November 30, 2016

Black Hawk Down (2001)

In October 1993 a United States military mission to enter a heavily defended part of the Somali city of Mogadishu and capture two senior lieutenants of the militia warlord Mohamed Farrah Aidid went disastrously wrong. Two black hawk helicopters were downed by enemy fire, and the soldiers in the combat zone became pinned down by militia fire. By the next day, when the majority of the soldiers were successfully extracted, 18 American soldiers were dead, 78 were wounded and somewhere between 1,500 and 3,000 Somalis had been killed.

Black Hawk Down is a 2001 film produced by Jerry Bruckheimer and directed by Ridley Scott that replays those events out in a semi-fictionalised format. It is a tightly focused war movie, ignoring the political and moral debates of US and UN involvement in the Somali civil war and focusing instead on the capture attempt, its failure and the ultimate rescue mission. As far as war movies go, this is one of the noisiest and most chaotic-looking examples of which I can think. War, as they say, is hell, and it seems Scott was pretty intent on showing an audience what that is like.

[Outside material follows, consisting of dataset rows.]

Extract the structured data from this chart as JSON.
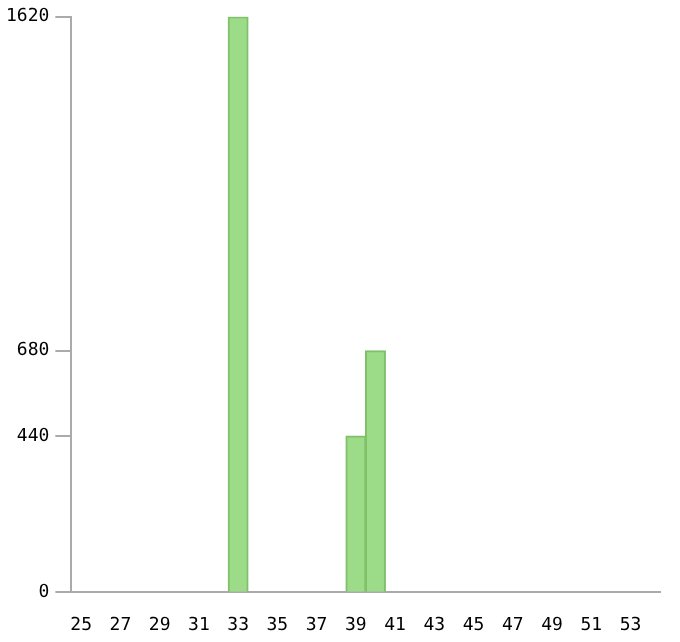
{
  "chart_data": {
    "type": "bar",
    "categories": [
      "25",
      null,
      "27",
      null,
      "29",
      null,
      "31",
      null,
      "33",
      null,
      "35",
      null,
      "37",
      null,
      "39",
      null,
      "41",
      null,
      "43",
      null,
      "45",
      null,
      "47",
      null,
      "49",
      null,
      "51",
      null,
      "53",
      null
    ],
    "values": [
      0,
      0,
      0,
      0,
      0,
      0,
      0,
      0,
      1620,
      0,
      0,
      0,
      0,
      0,
      440,
      680,
      0,
      0,
      0,
      0,
      0,
      0,
      0,
      0,
      0,
      0,
      0,
      0,
      0,
      0
    ],
    "color": "#9cdc88",
    "ylim": [
      0,
      1620
    ],
    "yticks": [
      0,
      440,
      680,
      1620
    ],
    "grid": false,
    "legend": false
  }
}
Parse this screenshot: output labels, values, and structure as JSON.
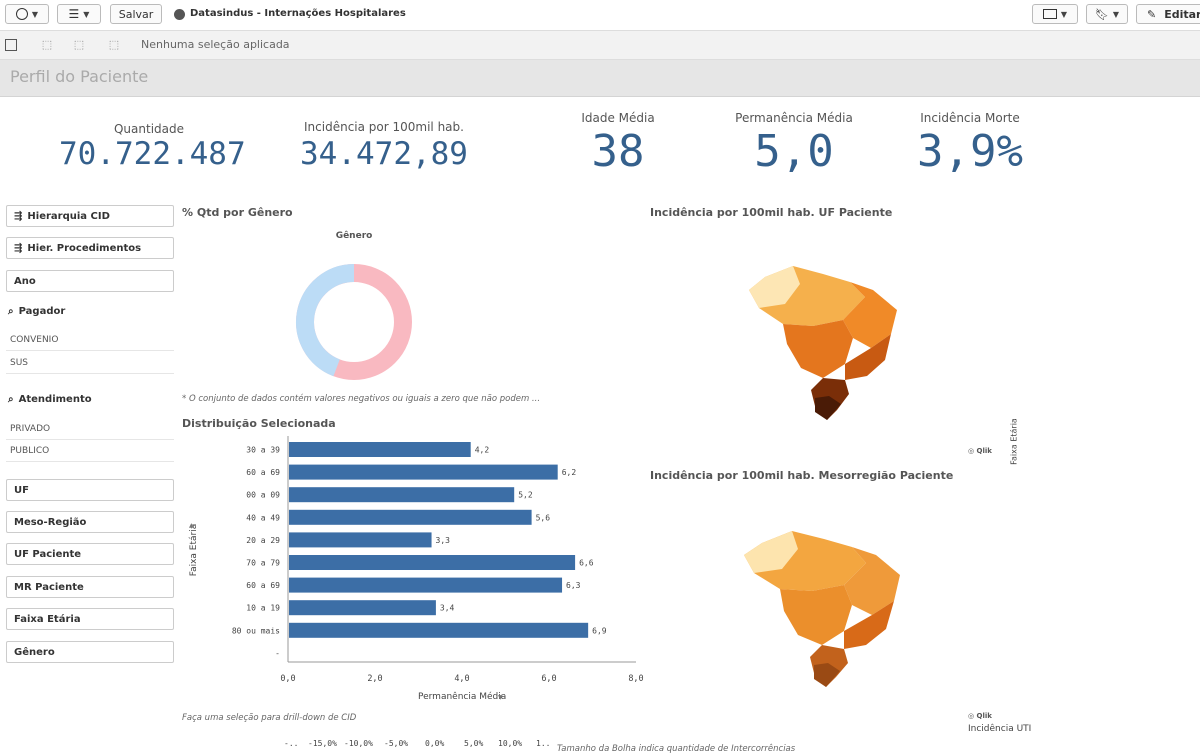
{
  "toolbar": {
    "save_label": "Salvar",
    "app_title": "Datasindus - Internações Hospitalares",
    "edit_label": "Editar"
  },
  "selections": {
    "status": "Nenhuma seleção aplicada"
  },
  "sheet": {
    "title": "Perfil do Paciente"
  },
  "kpis": [
    {
      "label": "Quantidade",
      "value": "70.722.487"
    },
    {
      "label": "Incidência por 100mil hab.",
      "value": "34.472,89"
    },
    {
      "label": "Idade Média",
      "value": "38"
    },
    {
      "label": "Permanência Média",
      "value": "5,0"
    },
    {
      "label": "Incidência Morte",
      "value": "3,9%"
    }
  ],
  "filters": {
    "hier_cid": "Hierarquia CID",
    "hier_proc": "Hier. Procedimentos",
    "ano": "Ano",
    "pagador": {
      "title": "Pagador",
      "values": [
        "CONVENIO",
        "SUS"
      ]
    },
    "atendimento": {
      "title": "Atendimento",
      "values": [
        "PRIVADO",
        "PUBLICO"
      ]
    },
    "uf": "UF",
    "meso": "Meso-Região",
    "uf_paciente": "UF Paciente",
    "mr_paciente": "MR Paciente",
    "faixa": "Faixa Etária",
    "genero": "Gênero"
  },
  "donut": {
    "title": "% Qtd por Gênero",
    "subtitle": "Gênero",
    "note": "* O conjunto de dados contém valores negativos ou iguais a zero que não podem ...",
    "colors": [
      "#f9b9c1",
      "#bcdcf6"
    ]
  },
  "map1": {
    "title": "Incidência por 100mil hab. UF Paciente",
    "credit": "Qlik",
    "legend": "Faixa Etária"
  },
  "map2": {
    "title": "Incidência por 100mil hab. Mesorregião Paciente",
    "credit": "Qlik",
    "label": "Incidência UTI"
  },
  "bottom": {
    "cid_note": "Faça uma seleção para drill-down de CID",
    "bubble_note": "Tamanho da Bolha indica quantidade de Intercorrências",
    "ticks": [
      "-..",
      "-15,0%",
      "-10,0%",
      "-5,0%",
      "0,0%",
      "5,0%",
      "10,0%",
      "1.."
    ]
  },
  "chart_data": {
    "type": "bar",
    "orientation": "horizontal",
    "title": "Distribuição Selecionada",
    "categories": [
      "30 a 39",
      "60 a 69",
      "00 a 09",
      "40 a 49",
      "20 a 29",
      "70 a 79",
      "60 a 69",
      "10 a 19",
      "80 ou mais",
      "-"
    ],
    "values": [
      4.2,
      6.2,
      5.2,
      5.6,
      3.3,
      6.6,
      6.3,
      3.4,
      6.9,
      null
    ],
    "value_labels": [
      "4,2",
      "6,2",
      "5,2",
      "5,6",
      "3,3",
      "6,6",
      "6,3",
      "3,4",
      "6,9",
      ""
    ],
    "xlabel": "Permanência Média",
    "ylabel": "Faixa Etária",
    "xlim": [
      0,
      8
    ],
    "ticks": [
      "0,0",
      "2,0",
      "4,0",
      "6,0",
      "8,0"
    ],
    "color": "#3c6ea6"
  }
}
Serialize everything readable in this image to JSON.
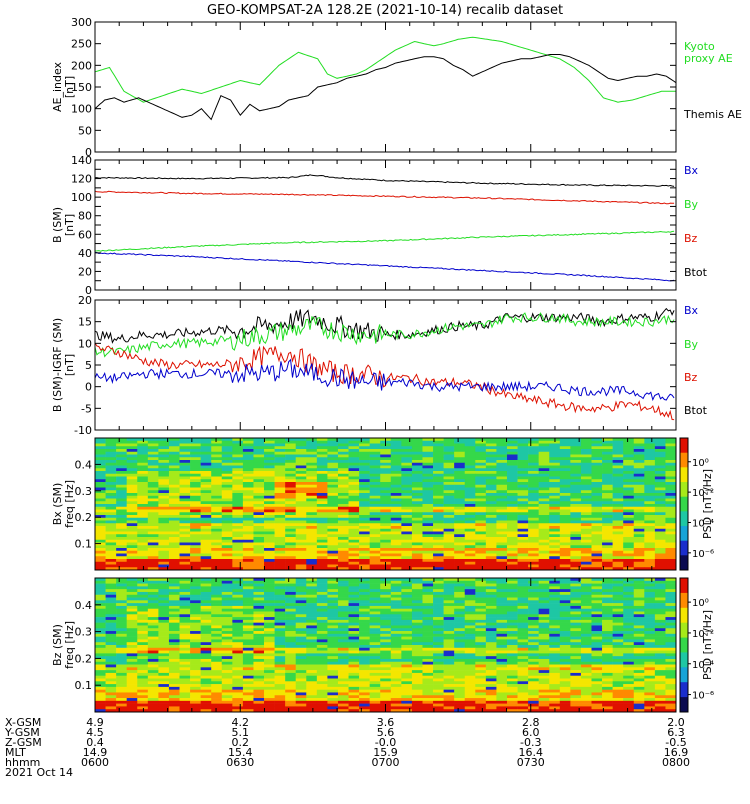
{
  "title": "GEO-KOMPSAT-2A 128.2E (2021-10-14) recalib dataset",
  "colors": {
    "black": "#000000",
    "green": "#22dd22",
    "red": "#dd1100",
    "blue": "#0000cc"
  },
  "chart_data": [
    {
      "id": "ae",
      "type": "line",
      "ylabel": [
        "AE_index",
        "[nT]"
      ],
      "ylim": [
        0,
        300
      ],
      "yticks": [
        0,
        50,
        100,
        150,
        200,
        250,
        300
      ],
      "x_range": [
        "0600",
        "0800"
      ],
      "legend": [
        {
          "label": "Kyoto",
          "color": "green"
        },
        {
          "label": "proxy AE",
          "color": "green"
        },
        {
          "label": "Themis AE",
          "color": "black"
        }
      ],
      "series": [
        {
          "name": "Kyoto proxy AE",
          "color": "green",
          "x": [
            0,
            3,
            6,
            10,
            14,
            18,
            22,
            26,
            30,
            34,
            38,
            42,
            46,
            48,
            50,
            52,
            54,
            56,
            58,
            60,
            62,
            64,
            66,
            68,
            70,
            72,
            75,
            78,
            81,
            84,
            87,
            90,
            93,
            96,
            99,
            102,
            105,
            108,
            111,
            114,
            117,
            120
          ],
          "y": [
            185,
            195,
            140,
            115,
            130,
            145,
            135,
            150,
            165,
            155,
            200,
            230,
            215,
            180,
            170,
            175,
            180,
            190,
            205,
            220,
            235,
            245,
            255,
            250,
            245,
            250,
            260,
            265,
            260,
            255,
            245,
            235,
            225,
            215,
            195,
            165,
            125,
            115,
            120,
            130,
            140,
            140
          ]
        },
        {
          "name": "Themis AE",
          "color": "black",
          "x": [
            0,
            2,
            4,
            6,
            9,
            12,
            15,
            18,
            20,
            22,
            24,
            26,
            28,
            30,
            32,
            34,
            36,
            38,
            40,
            42,
            44,
            46,
            48,
            50,
            52,
            54,
            56,
            58,
            60,
            62,
            64,
            66,
            68,
            70,
            72,
            74,
            76,
            78,
            80,
            82,
            84,
            86,
            88,
            90,
            92,
            94,
            96,
            98,
            100,
            102,
            104,
            106,
            108,
            110,
            112,
            114,
            116,
            118,
            120
          ],
          "y": [
            100,
            120,
            125,
            115,
            125,
            110,
            95,
            80,
            85,
            100,
            75,
            130,
            120,
            85,
            110,
            95,
            100,
            105,
            120,
            125,
            130,
            150,
            155,
            160,
            170,
            175,
            180,
            190,
            195,
            205,
            210,
            215,
            220,
            220,
            215,
            200,
            190,
            175,
            185,
            195,
            205,
            210,
            215,
            215,
            220,
            225,
            225,
            220,
            210,
            200,
            185,
            170,
            165,
            170,
            175,
            175,
            180,
            175,
            160
          ]
        }
      ]
    },
    {
      "id": "bsm",
      "type": "line",
      "ylabel": [
        "B (SM)",
        "[nT]"
      ],
      "ylim": [
        0,
        140
      ],
      "yticks": [
        0,
        10,
        20,
        30,
        40,
        50,
        60,
        70,
        80,
        90,
        100,
        110,
        120,
        130,
        140
      ],
      "legend": [
        {
          "label": "Bx",
          "color": "blue"
        },
        {
          "label": "By",
          "color": "green"
        },
        {
          "label": "Bz",
          "color": "red"
        },
        {
          "label": "Btot",
          "color": "black"
        }
      ],
      "series": [
        {
          "name": "Btot",
          "color": "black",
          "x": [
            0,
            20,
            40,
            45,
            50,
            60,
            80,
            100,
            120
          ],
          "y": [
            121,
            120,
            121,
            124,
            121,
            118,
            115,
            113,
            112
          ]
        },
        {
          "name": "Bz",
          "color": "red",
          "x": [
            0,
            20,
            40,
            60,
            80,
            100,
            120
          ],
          "y": [
            106,
            104,
            103,
            101,
            99,
            96,
            93
          ]
        },
        {
          "name": "By",
          "color": "green",
          "x": [
            0,
            20,
            40,
            60,
            80,
            100,
            120
          ],
          "y": [
            42,
            47,
            51,
            53,
            57,
            60,
            63
          ]
        },
        {
          "name": "Bx",
          "color": "blue",
          "x": [
            0,
            20,
            40,
            60,
            80,
            100,
            120
          ],
          "y": [
            40,
            36,
            31,
            26,
            21,
            16,
            10
          ]
        }
      ]
    },
    {
      "id": "bdiff",
      "type": "line",
      "ylabel": [
        "B (SM)-IGRF (SM)",
        "[nT]"
      ],
      "ylim": [
        -10,
        20
      ],
      "yticks": [
        -10,
        -5,
        0,
        5,
        10,
        15,
        20
      ],
      "legend": [
        {
          "label": "Bx",
          "color": "blue"
        },
        {
          "label": "By",
          "color": "green"
        },
        {
          "label": "Bz",
          "color": "red"
        },
        {
          "label": "Btot",
          "color": "black"
        }
      ],
      "series": [
        {
          "name": "Btot",
          "color": "black",
          "x": [
            0,
            5,
            10,
            15,
            20,
            25,
            30,
            35,
            40,
            45,
            50,
            55,
            60,
            65,
            70,
            75,
            80,
            85,
            90,
            95,
            100,
            105,
            110,
            115,
            120
          ],
          "y": [
            12,
            11,
            12,
            12,
            12.5,
            13,
            13,
            14,
            15,
            16,
            14,
            13,
            12,
            12,
            13,
            14,
            14,
            16,
            16,
            16,
            16,
            15,
            16,
            16,
            18
          ]
        },
        {
          "name": "By",
          "color": "green",
          "x": [
            0,
            5,
            10,
            15,
            20,
            25,
            30,
            35,
            40,
            45,
            50,
            55,
            60,
            65,
            70,
            75,
            80,
            85,
            90,
            95,
            100,
            105,
            110,
            115,
            120
          ],
          "y": [
            8,
            8,
            9,
            10,
            10,
            10.5,
            11,
            12,
            13,
            14,
            13,
            12,
            12,
            12,
            13,
            14,
            14,
            16,
            16,
            16,
            15,
            15,
            15,
            15,
            16
          ]
        },
        {
          "name": "Bz",
          "color": "red",
          "x": [
            0,
            5,
            10,
            15,
            20,
            25,
            30,
            35,
            40,
            45,
            50,
            55,
            60,
            65,
            70,
            75,
            80,
            85,
            90,
            95,
            100,
            105,
            110,
            115,
            120
          ],
          "y": [
            9,
            8,
            6,
            5,
            5,
            5,
            5.5,
            7,
            8,
            5,
            3,
            3,
            2,
            2,
            1,
            1,
            0,
            -2,
            -3,
            -4,
            -5,
            -5,
            -4,
            -5,
            -7
          ]
        },
        {
          "name": "Bx",
          "color": "blue",
          "x": [
            0,
            5,
            10,
            15,
            20,
            25,
            30,
            35,
            40,
            45,
            50,
            55,
            60,
            65,
            70,
            75,
            80,
            85,
            90,
            95,
            100,
            105,
            110,
            115,
            120
          ],
          "y": [
            2,
            2,
            3,
            3,
            3,
            3,
            3,
            3,
            4,
            3,
            2,
            1,
            1,
            1,
            0,
            0,
            0,
            0,
            0,
            0,
            -1,
            -1,
            -1,
            -2,
            -3
          ]
        }
      ]
    },
    {
      "id": "bx_spec",
      "type": "heatmap",
      "ylabel": [
        "Bx (SM)",
        "freq [Hz]"
      ],
      "ylim": [
        0,
        0.5
      ],
      "yticks": [
        0.1,
        0.2,
        0.3,
        0.4
      ],
      "colorbar_label": "PSD [nT²/Hz]",
      "colorbar_ticks": [
        "10⁰",
        "10⁻²",
        "10⁻⁴",
        "10⁻⁶"
      ]
    },
    {
      "id": "bz_spec",
      "type": "heatmap",
      "ylabel": [
        "Bz (SM)",
        "freq [Hz]"
      ],
      "ylim": [
        0,
        0.5
      ],
      "yticks": [
        0.1,
        0.2,
        0.3,
        0.4
      ],
      "colorbar_label": "PSD [nT²/Hz]",
      "colorbar_ticks": [
        "10⁰",
        "10⁻²",
        "10⁻⁴",
        "10⁻⁶"
      ]
    }
  ],
  "x_axis": {
    "row_labels": [
      "X-GSM",
      "Y-GSM",
      "Z-GSM",
      "MLT",
      "hhmm"
    ],
    "date": "2021 Oct 14",
    "columns": [
      [
        "4.9",
        "4.5",
        "0.4",
        "14.9",
        "0600"
      ],
      [
        "4.2",
        "5.1",
        "0.2",
        "15.4",
        "0630"
      ],
      [
        "3.6",
        "5.6",
        "-0.0",
        "15.9",
        "0700"
      ],
      [
        "2.8",
        "6.0",
        "-0.3",
        "16.4",
        "0730"
      ],
      [
        "2.0",
        "6.3",
        "-0.5",
        "16.9",
        "0800"
      ]
    ]
  }
}
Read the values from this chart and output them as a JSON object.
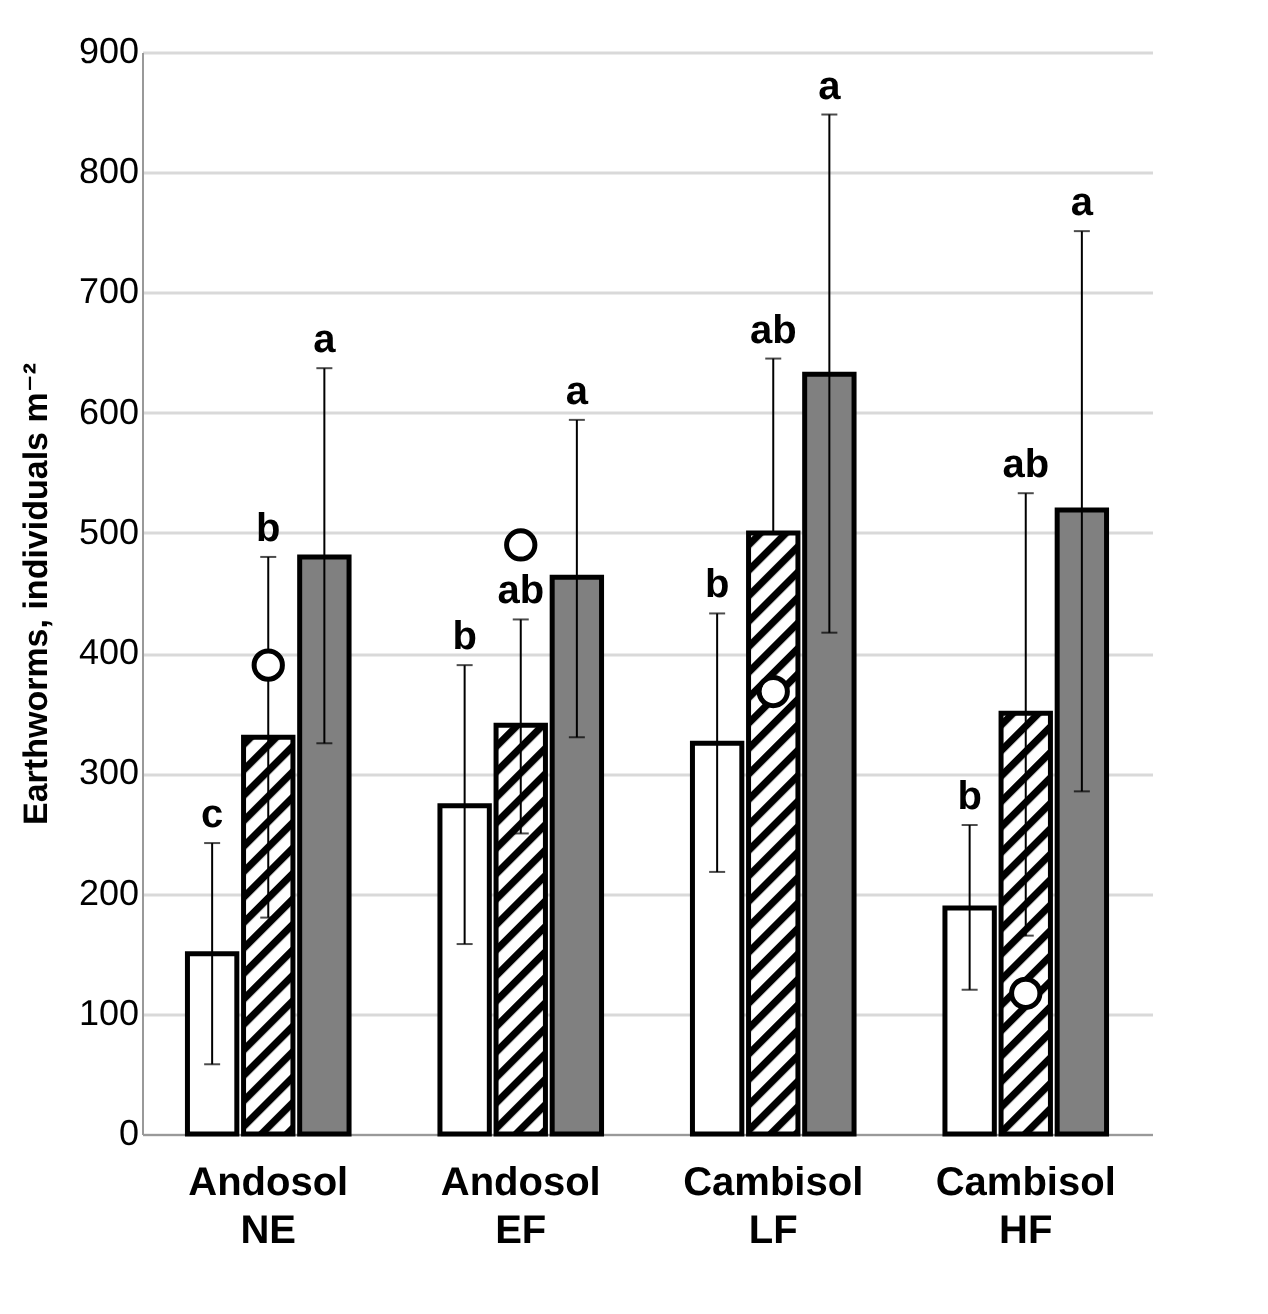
{
  "chart_data": {
    "type": "bar",
    "ylabel": "Earthworms, individuals m⁻²",
    "categories": [
      "Andosol NE",
      "Andosol EF",
      "Cambisol LF",
      "Cambisol HF"
    ],
    "ylim": [
      0,
      900
    ],
    "yticks": [
      0,
      100,
      200,
      300,
      400,
      500,
      600,
      700,
      800,
      900
    ],
    "grid": "y",
    "series": [
      {
        "color": "#ffffff",
        "values": [
          150,
          273,
          325,
          188
        ],
        "errors": [
          [
            58,
            242
          ],
          [
            158,
            390
          ],
          [
            218,
            433
          ],
          [
            120,
            257
          ]
        ]
      },
      {
        "color": "#000000",
        "values": [
          330,
          340,
          500,
          350
        ],
        "errors": [
          [
            180,
            480
          ],
          [
            250,
            428
          ],
          [
            500,
            645
          ],
          [
            165,
            533
          ]
        ]
      },
      {
        "color": "#808080",
        "values": [
          480,
          463,
          632,
          519
        ],
        "errors": [
          [
            325,
            637
          ],
          [
            330,
            594
          ],
          [
            417,
            848
          ],
          [
            285,
            751
          ]
        ]
      },
      {
        "type": "scatter",
        "marker": "circle",
        "color": "#ffffff",
        "x": [
          "Andosol NE",
          "Andosol EF",
          "Cambisol LF",
          "Cambisol HF"
        ],
        "values": [
          390,
          490,
          368,
          117
        ]
      }
    ],
    "annotations": [
      "c",
      "b",
      "a",
      "b",
      "ab",
      "a",
      "b",
      "ab",
      "a",
      "b",
      "ab",
      "a"
    ]
  }
}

Black Hawk Down is a film that focuses almost exclusively on the moment-to-moment experiences of soldiers under fire. It does not spend any time examining the justification for American involvement in Somalia, or the political backdrop to the civil war there. It does not question American military methods, and it certainly does not provide any insight into the Somali sides of the conflict. Instead, we see the attempt to capture two militia leaders fail, and then spend another two hours watching a series of run-and-gun firefights, tense down-times in shelled buildings, and people getting injured, crippled and killed in sprays of bullets.

This visceral approach has an awful lot to recommend. It refuses to let up and allow the audience to rest. It puts the viewer in the place of the soldiers and gives an impactful experience of what modern warfare looks, sounds and feels like. Rather notably when a soldier dies you really feel it. It's messy, unpleasant and is captured in a matter-of-fact, unflinching manner. One shot in particular, as a ranger observes the floor of a humvee soaked in blood and scattered with viscera, is particularly sobering.

Ridley Scott is a great choice for this kind of take on the war film. He has a strong visual style to all of his films, and makes no exception with Black Hawk Down. In fact the sharp, jagged cutting and colour-tinted footage makes the film look an awful lot like the films of his late brother Tony - it is probably not a coincidence that the producer of this film, Jerry Bruckheimer, produced most of Tony Scott's most acclaimed hits.

The film employs an extended ensemble cast, with each group of soldiers trapped in different circumstance. It would be very easy for the film to collapse into a confusing mess, however the screenplay cleverly exploits General William F. Garrison (Sam Shepard), who watches over events via satellite footage at the American base camp. Despite being unable to offer much assistance to his men, his constant monitoring the action gives everything a context and streamlines the otherwise complicated story.

The cast are generally very strong. Josh Hartnett is a solid nominal lead. Eric Bana, William Fichtner and Jason Isaacs all deliver strong, driven supporting performances. The film wobbles a little when it comes to Ewan Macgregor and Ewen Bremner. The two Trainspotting alums, both Scottish, audibly struggle to maintain American accents despite giving otherwise good performances.

Of course the film does have other problems, most of them related to how it changes actual events. Pakistani involvement in rescuing the trapped soldiers is minimised, which understandably antagonised the real-life Pakistani soldiers who risked their lives helping to dig the Americans out of their own mess. The film does not contain a single Somali actor, with all Somali roles - small as they are - played by Moroccans instead. The Somali militia are presented in about as faceless a manner as possible. Taken in isolation it's clear why - this is an American film about American characters - but in a broader context the presentation of the militia groups as savage, bloodthirsty and essentially anonymous hordes makes for rather poor optics.

I think it is important to accept Black Hawk Down for what it is and what it is attempting to be, rather than judge it based on things we might rather wish to see in a different sort of take on the Somali conflict. It is a slick, well-paced epic of combat and violence that packs one hell of a punch.